Pertanyaan itu urung aku keluarkan. Jawabannya akan sama.
Pertanyaan yang nanti juga akan dibalas dengan kalimat bapak, “kenapa kamu
ingin mencobannya?” dan aku belum mempunyai alasan yang benar-benar kuat untuk
itu.
“ Kamu ndak
kerja hari ini?”, sentak bapak dari pintu.
***
Sekarang template itu berganti warna dan tema. Sebuah ruangan dengan layar
gelap berkubus-kubus. Menggantung lampu
dengan warna-warna mencolok. Suara musik yang bass nya mampu membuat denyut
jantung gemetar bertubrukan dan saling melilit dengan aroma lipstik, aroma
parfum, tertawa dan sendawa lepas dari orang-orang yang wajahnya dirundung
tekanan kota dan pekerjaan.
“Satu lagi, honey.” Jari-jarinya yang lentik menggeser gelas high ball yang isinya sudah tandas,
tinggal serpihan-serpihan kecil es batu dan embun di bagian luarnya. Aku paham apa dan bagaimana cara menciptakan
kebahagiaan baginya.
“ Singapore sling lagi, nona? Dia cuma berdehem. Menggeleng. Matanya
layu.
“Lois
saja, Mus” . itu artinya Long Island. Itu artinya dia sedang
tidak enak pikiran. Dia ingin lebih mengambang. Di Bar tempatku bekerja sebagai pengantar
minuman ini dia memang jadi pelanggan
setia tiap kali akhir pekan datang. Long
Island, minuman lima arah mata angin, begitu aku menyebutnya. Campuran
Rhum-Gin-Wiski-Vodka-Tequila. Ditambah
perasan jeruk limau dan soda. Lima mata angin yang bertemu di satu titik untuk
menciptakan pusat lisus, badai topan yang akan mengggulung perasaan seorang ke
ketinggian. Memesan minuman ini sama saja bersiap menerima perasaan campur
baur. Pasrah untuk oleng sementara waktu.
“Mus,kau punya banyak waktu kan?”
Setelah meminum yang ada di
hadapannya, dia melanjutkan, aku ingin mengelak. Tapi lagi-lagi
tidak bisa. Untung pengunjung sudah mulai sepi.

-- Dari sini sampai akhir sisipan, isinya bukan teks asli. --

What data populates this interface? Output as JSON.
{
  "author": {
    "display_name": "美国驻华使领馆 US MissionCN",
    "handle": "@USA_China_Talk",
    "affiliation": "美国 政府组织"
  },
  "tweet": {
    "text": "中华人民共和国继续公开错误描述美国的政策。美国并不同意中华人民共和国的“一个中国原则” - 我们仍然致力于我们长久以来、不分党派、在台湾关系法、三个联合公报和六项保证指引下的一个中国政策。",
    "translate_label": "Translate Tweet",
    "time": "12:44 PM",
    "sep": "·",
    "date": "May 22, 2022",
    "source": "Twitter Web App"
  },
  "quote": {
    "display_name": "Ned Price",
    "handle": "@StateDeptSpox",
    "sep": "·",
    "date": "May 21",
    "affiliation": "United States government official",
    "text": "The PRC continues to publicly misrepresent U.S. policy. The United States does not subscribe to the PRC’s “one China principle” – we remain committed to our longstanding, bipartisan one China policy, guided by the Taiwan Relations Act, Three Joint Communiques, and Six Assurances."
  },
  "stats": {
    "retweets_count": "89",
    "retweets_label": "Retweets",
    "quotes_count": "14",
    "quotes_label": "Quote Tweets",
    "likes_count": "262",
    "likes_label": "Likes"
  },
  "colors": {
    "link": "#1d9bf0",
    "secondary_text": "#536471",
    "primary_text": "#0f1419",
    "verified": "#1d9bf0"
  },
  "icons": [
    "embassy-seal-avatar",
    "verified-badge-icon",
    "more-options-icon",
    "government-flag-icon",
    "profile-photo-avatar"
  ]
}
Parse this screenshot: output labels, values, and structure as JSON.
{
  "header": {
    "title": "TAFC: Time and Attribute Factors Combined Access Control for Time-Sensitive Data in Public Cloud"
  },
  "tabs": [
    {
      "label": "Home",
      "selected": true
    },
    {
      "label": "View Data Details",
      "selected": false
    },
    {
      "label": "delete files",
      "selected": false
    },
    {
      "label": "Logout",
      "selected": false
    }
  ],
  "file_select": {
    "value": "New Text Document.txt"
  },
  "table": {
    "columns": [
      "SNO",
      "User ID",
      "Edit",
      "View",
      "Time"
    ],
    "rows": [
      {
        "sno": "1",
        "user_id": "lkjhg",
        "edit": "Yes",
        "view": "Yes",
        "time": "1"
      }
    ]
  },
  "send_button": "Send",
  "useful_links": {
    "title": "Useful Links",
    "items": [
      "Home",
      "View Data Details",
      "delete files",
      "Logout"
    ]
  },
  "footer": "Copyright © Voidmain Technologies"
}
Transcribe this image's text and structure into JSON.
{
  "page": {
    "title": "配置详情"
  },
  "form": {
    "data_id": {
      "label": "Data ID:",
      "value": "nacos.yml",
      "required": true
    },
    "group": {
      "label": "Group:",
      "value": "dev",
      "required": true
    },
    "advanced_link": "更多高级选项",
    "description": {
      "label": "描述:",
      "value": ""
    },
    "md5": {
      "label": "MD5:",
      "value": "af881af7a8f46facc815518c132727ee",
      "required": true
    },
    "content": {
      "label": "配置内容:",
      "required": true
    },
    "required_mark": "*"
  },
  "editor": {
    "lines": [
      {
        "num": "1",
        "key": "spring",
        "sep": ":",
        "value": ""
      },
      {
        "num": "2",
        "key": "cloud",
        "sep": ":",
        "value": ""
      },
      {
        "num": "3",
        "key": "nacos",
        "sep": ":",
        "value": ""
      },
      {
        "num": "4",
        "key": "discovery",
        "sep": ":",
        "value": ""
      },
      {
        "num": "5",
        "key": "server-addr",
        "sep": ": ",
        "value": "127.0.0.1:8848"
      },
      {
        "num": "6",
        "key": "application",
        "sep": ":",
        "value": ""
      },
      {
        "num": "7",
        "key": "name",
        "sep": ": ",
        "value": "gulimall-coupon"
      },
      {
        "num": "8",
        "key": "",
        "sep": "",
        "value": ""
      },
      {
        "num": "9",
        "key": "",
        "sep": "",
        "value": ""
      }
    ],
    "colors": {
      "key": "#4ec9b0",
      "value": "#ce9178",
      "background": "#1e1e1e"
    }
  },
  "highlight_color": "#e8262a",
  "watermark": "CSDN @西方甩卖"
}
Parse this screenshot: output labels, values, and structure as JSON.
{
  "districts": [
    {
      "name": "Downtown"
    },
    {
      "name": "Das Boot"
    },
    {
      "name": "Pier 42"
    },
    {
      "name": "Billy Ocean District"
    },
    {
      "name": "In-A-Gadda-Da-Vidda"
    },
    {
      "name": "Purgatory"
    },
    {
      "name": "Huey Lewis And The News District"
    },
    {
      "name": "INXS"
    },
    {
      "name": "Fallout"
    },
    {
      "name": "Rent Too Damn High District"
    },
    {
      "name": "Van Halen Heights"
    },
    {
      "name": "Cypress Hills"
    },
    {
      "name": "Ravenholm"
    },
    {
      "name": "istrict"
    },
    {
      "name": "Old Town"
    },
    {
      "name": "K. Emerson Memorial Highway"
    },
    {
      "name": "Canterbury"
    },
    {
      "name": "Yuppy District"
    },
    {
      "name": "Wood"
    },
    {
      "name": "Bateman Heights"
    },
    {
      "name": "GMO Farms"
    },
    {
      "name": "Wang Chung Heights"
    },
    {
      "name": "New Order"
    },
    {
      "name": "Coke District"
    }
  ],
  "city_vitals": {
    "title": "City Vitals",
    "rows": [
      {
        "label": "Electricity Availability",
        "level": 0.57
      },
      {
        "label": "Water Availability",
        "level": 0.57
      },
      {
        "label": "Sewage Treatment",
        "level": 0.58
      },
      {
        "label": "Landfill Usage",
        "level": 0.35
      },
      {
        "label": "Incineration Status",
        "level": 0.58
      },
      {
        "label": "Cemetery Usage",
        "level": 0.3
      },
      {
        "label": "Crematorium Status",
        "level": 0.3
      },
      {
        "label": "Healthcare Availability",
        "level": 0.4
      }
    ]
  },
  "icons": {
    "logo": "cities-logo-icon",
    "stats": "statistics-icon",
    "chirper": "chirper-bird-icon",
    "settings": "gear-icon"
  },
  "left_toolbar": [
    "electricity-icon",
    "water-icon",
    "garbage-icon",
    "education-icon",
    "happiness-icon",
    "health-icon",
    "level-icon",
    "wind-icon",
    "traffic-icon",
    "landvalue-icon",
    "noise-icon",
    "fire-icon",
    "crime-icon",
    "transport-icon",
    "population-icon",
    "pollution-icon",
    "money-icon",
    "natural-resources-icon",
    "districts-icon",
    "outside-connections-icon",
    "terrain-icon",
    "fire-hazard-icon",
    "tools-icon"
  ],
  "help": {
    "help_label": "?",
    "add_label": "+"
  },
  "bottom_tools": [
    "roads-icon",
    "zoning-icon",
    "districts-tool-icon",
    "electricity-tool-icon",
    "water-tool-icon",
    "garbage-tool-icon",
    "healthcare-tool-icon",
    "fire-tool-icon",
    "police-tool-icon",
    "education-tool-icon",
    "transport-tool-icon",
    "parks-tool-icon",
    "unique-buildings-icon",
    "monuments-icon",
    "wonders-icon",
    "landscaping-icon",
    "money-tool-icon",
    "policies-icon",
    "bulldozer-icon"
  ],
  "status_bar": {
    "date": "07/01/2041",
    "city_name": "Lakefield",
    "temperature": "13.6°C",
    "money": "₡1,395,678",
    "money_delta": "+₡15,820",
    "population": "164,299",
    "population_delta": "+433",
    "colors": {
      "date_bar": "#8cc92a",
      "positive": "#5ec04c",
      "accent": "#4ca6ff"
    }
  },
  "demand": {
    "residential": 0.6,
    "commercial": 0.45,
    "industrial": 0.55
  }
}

“Ceritakan hal yang bikin aku
gembira”
"Cerita apa, nona? aku tidak pandai
bercerita." Tepatnya tidak punya cerita yang
berkemungkinan menggembirakan orang
lain.
"Apa saja ah Mus, cerita Mus.
Kalau kau tidak mau cerita, temani aku minum saja deh”
Aku
menggeleng sesantun mungkin untuk menampik tawarannya menemani minum.
“Aku cuma punya cerita tentang babi”.
Dia tertawa. Tertawa keras sekali.
Ruangan ini sesaat jadi penuh oleh suaranya. Aku belum mulai bercerita dan dia
sudah merasa jadi orang paling berbahagia.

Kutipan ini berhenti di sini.